Mr. Langston was a mason and carpenter and founded the Embla Park Home Improvement Co. in 1923 to work on houses in Guilford, Roland Park and Homeland. He also built the horse stables at Sagamore Farms in Baltimore County. The company now is operated by his son, William C. Langston of Parkville.


During World War II, Mr. Langston befriended thousands of British merchant seamen who came to Baltimore. He and his wife organized a British seamen's club.

In 1988, Queen Elizabeth II made Mr.

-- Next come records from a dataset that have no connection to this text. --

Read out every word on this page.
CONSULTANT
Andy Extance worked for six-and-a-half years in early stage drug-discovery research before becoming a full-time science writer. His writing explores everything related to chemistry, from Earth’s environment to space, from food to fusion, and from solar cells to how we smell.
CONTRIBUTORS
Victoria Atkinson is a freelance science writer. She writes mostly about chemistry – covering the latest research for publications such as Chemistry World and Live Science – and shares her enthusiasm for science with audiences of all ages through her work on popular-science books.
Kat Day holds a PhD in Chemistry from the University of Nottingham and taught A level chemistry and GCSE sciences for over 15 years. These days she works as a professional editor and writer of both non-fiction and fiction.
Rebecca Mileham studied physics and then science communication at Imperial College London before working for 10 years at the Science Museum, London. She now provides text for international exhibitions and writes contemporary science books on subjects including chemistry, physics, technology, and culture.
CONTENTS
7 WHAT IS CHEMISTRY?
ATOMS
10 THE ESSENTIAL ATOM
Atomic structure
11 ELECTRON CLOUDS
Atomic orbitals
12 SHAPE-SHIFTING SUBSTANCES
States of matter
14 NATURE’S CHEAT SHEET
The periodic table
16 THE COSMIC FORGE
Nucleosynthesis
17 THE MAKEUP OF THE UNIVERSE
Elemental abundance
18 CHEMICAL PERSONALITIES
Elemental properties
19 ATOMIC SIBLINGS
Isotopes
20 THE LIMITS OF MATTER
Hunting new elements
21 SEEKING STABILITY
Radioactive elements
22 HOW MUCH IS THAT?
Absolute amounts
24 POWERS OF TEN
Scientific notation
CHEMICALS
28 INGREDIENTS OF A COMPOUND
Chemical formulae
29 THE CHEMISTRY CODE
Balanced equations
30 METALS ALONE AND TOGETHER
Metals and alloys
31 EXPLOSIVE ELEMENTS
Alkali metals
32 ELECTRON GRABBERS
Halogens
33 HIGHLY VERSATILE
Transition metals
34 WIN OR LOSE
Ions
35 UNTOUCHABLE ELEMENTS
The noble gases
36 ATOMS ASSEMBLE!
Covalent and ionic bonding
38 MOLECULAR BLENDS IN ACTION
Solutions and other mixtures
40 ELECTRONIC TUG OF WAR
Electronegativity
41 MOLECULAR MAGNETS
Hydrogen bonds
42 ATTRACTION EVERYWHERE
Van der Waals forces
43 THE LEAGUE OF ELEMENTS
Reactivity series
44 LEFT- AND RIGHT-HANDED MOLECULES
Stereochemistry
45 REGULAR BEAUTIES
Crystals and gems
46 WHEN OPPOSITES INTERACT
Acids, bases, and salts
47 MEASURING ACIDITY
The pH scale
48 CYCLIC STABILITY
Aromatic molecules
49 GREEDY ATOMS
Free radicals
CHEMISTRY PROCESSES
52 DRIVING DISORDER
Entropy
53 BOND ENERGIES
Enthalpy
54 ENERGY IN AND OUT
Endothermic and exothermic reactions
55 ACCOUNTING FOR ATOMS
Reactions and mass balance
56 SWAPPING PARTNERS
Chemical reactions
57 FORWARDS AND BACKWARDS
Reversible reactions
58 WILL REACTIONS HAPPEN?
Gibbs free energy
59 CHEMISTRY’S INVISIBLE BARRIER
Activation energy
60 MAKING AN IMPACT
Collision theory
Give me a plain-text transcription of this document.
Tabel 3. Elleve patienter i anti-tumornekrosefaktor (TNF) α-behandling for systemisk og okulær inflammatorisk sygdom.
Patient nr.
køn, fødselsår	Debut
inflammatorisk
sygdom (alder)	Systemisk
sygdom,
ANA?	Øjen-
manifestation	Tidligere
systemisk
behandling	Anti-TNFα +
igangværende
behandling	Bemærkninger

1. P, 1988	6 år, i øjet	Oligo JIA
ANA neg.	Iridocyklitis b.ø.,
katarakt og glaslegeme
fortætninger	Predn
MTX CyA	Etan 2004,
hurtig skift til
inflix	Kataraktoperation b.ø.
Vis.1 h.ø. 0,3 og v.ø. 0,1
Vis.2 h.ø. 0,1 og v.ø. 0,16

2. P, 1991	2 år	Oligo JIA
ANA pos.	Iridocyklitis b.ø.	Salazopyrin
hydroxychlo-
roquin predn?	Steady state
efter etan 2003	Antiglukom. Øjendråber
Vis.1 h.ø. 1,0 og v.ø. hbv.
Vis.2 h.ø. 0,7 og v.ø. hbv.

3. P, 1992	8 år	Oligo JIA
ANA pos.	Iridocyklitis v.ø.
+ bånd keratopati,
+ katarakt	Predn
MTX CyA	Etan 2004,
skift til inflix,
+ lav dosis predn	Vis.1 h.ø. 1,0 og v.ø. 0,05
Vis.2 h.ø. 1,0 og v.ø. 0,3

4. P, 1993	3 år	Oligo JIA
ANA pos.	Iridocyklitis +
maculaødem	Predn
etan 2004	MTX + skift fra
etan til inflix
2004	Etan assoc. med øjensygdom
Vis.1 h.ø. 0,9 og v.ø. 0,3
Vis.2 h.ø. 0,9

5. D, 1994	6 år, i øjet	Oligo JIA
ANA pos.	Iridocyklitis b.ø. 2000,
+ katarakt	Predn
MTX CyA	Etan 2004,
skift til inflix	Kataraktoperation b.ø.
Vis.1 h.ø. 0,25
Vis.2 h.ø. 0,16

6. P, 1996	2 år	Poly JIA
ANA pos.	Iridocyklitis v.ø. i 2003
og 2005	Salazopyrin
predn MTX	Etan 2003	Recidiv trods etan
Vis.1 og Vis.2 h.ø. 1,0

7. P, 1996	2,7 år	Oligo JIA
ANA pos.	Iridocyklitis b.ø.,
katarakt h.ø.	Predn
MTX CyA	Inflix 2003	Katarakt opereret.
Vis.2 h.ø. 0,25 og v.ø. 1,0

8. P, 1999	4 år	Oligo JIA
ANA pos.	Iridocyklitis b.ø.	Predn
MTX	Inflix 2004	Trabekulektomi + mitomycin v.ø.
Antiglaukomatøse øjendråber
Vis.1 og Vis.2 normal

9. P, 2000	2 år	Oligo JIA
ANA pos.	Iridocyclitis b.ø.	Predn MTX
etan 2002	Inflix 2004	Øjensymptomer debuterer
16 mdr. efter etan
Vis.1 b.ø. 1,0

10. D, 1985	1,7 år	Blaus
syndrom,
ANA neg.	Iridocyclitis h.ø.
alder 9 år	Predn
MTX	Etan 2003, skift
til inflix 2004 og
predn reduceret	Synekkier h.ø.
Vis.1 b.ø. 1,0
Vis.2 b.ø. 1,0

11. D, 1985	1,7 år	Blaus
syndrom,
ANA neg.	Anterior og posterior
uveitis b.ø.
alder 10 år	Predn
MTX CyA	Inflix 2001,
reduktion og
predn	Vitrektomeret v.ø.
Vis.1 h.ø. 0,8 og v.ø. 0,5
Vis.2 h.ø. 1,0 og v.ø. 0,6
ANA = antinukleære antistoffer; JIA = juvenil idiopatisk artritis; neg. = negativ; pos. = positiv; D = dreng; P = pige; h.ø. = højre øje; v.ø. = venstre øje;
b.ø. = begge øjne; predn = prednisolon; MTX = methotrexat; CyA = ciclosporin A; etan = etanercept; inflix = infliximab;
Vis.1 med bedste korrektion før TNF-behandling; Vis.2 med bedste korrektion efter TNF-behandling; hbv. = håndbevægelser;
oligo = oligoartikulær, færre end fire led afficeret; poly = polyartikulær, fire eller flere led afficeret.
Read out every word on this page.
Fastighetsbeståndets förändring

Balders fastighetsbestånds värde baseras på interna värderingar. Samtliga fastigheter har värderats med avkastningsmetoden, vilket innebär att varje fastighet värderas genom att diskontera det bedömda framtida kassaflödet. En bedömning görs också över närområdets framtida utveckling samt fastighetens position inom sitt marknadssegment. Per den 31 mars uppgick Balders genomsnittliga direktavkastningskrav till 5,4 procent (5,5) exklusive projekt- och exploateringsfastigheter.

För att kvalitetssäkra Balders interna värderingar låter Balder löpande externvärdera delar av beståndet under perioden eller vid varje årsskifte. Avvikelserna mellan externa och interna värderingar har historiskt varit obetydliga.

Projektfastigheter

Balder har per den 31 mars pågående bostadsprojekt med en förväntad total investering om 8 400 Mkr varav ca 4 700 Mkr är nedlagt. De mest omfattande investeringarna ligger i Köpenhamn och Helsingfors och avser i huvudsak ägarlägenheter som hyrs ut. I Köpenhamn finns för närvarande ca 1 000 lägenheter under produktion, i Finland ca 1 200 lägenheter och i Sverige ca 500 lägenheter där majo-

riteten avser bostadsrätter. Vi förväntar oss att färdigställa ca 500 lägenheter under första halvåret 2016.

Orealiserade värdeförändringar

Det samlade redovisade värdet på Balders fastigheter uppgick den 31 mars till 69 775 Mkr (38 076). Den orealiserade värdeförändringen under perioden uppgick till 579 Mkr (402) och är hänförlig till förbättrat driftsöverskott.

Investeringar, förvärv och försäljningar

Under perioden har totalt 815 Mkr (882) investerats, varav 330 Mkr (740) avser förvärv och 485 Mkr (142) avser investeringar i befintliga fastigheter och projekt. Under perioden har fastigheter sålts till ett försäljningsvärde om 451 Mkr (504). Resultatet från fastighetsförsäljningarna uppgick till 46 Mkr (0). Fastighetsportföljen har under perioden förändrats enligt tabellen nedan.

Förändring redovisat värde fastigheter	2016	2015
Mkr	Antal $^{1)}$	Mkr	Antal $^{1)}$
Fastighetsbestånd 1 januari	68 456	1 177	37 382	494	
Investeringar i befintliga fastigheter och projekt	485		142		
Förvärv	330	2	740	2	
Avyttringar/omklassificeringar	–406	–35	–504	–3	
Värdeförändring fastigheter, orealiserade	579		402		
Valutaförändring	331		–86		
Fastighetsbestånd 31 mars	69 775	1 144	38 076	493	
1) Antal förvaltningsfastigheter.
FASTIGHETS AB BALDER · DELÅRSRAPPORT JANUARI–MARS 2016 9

Langston a member of the Order of the British Empire for helping the British merchant seamen here and for establishing an area at Lorraine Park Cemetery in Woodlawn for those who died of their war wounds.

Mr. Langston's cremated remains will be buried in that section of the cemetery.

His funeral was held Saturday.

Mrs. Langston died in 1991. Other survivors include a daughter, Rosalie Tuttle Fowler of Pasadena; nine grandchildren; and 22 great-grandchildren.